Uber vs Sidecar: A key design difference
Posted: June 2013

Recently, I was struck by a seemingly minor design difference between the taxi apps Uber1 and Sidecar: I need to tell Sidecar where I’m going before I hail a ride whereas I don’t need to tell Uber.

The difference in rules between Uber and Sidecar highlights a key distinction in platform strategy. The destination of a cab ride is actually very important for the cab driver. Suppose that the destination is a place on the outskirts of a city where there are few passengers. In order to get the next passenger, the driver must waste gas and time to get to where the passenger is. Alternatively, it is usually easy to get the next rider in a downtown area.

Sidecar is allowing its drivers to pick passengers based on where they are going. That means that a passenger is less likely to be picked up if they are going somewhere weird. The increased waiting time for a ride, makes Sidecar a worse experience for potential passengers. Sidecar favors drivers because it is very difficult to get normal people to sign up to drive other people around. For Sidecar, there are usually not enough drivers to handle all of the demand in the system. The design decision is one way in which sidecar tries to recruit more drivers.

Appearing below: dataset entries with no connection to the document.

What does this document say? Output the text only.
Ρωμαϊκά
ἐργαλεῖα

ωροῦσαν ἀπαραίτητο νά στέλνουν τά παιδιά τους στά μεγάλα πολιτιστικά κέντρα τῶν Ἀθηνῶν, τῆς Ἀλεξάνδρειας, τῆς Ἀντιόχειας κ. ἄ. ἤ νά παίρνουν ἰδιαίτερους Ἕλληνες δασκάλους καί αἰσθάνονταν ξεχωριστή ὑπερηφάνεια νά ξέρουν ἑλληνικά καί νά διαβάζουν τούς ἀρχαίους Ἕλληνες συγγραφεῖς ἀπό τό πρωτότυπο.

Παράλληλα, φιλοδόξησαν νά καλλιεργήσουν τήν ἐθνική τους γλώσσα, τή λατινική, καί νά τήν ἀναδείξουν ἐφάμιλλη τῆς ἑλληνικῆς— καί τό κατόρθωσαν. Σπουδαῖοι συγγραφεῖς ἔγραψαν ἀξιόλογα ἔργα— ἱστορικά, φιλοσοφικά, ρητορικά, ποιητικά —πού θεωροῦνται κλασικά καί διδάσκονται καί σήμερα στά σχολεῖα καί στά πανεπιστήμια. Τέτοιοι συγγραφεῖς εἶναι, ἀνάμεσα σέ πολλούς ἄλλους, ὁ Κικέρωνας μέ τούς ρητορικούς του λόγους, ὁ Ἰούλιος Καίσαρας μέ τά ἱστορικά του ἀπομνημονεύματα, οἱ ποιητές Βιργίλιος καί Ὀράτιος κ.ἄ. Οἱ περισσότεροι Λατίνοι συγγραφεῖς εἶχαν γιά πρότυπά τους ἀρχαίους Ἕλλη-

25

On the other hand, Uber hurts some of its drivers by forcing them to take rides to far off destinations. Uber is focusing on the demand side of the market. It wants to be known as the app for a fast and reliable cab experience. That means that Uber cannot discriminate between riders going to different destinations. Anyone who wants a ride needs to know that Uber will be quick. Uber’s primary suppliers, black cars, have always had to deal with the limitation of having to drive individuals wherever they needed to go. They are less likely to be bothered by Uber’s rules than non-professional drivers.

One question remains: Why don’t cab companies also determine prices based on the destination of the passanger?

First, the value of arriving in a particular location varies based on time of day and day of the week. It is difficult to calculate the value of arriving at a particular location without a passenger. Second, having variable and non-transparent prices is likely to confuse customers. Passengers may be surprised by a high fee for going to a non-popular location and may never use the service again.

In some cases cabs do charge based on destination. A ride to the airport costs a predetermined amount that differs from the implied mileage of driving to the airport. Differential pricing for rides to the airport is acceptable to companies because the price difference is known by passengers.

Interestingly, taxi cab markets have been used to model the volume of matches that occur in decentralized markets in general. In his paper An Analysis of the Market for Taxicab Rides in New York City, Ricardo Lagos uses such a model to simulate how the effect of an increase in cab fares would impact market prices for taxi cab medallions.

  1. Uber is an Iphone app that allows a user to hail a black car driver. Sidecar is a competitor which allows users to hail non-professional drivers who drive their own cars.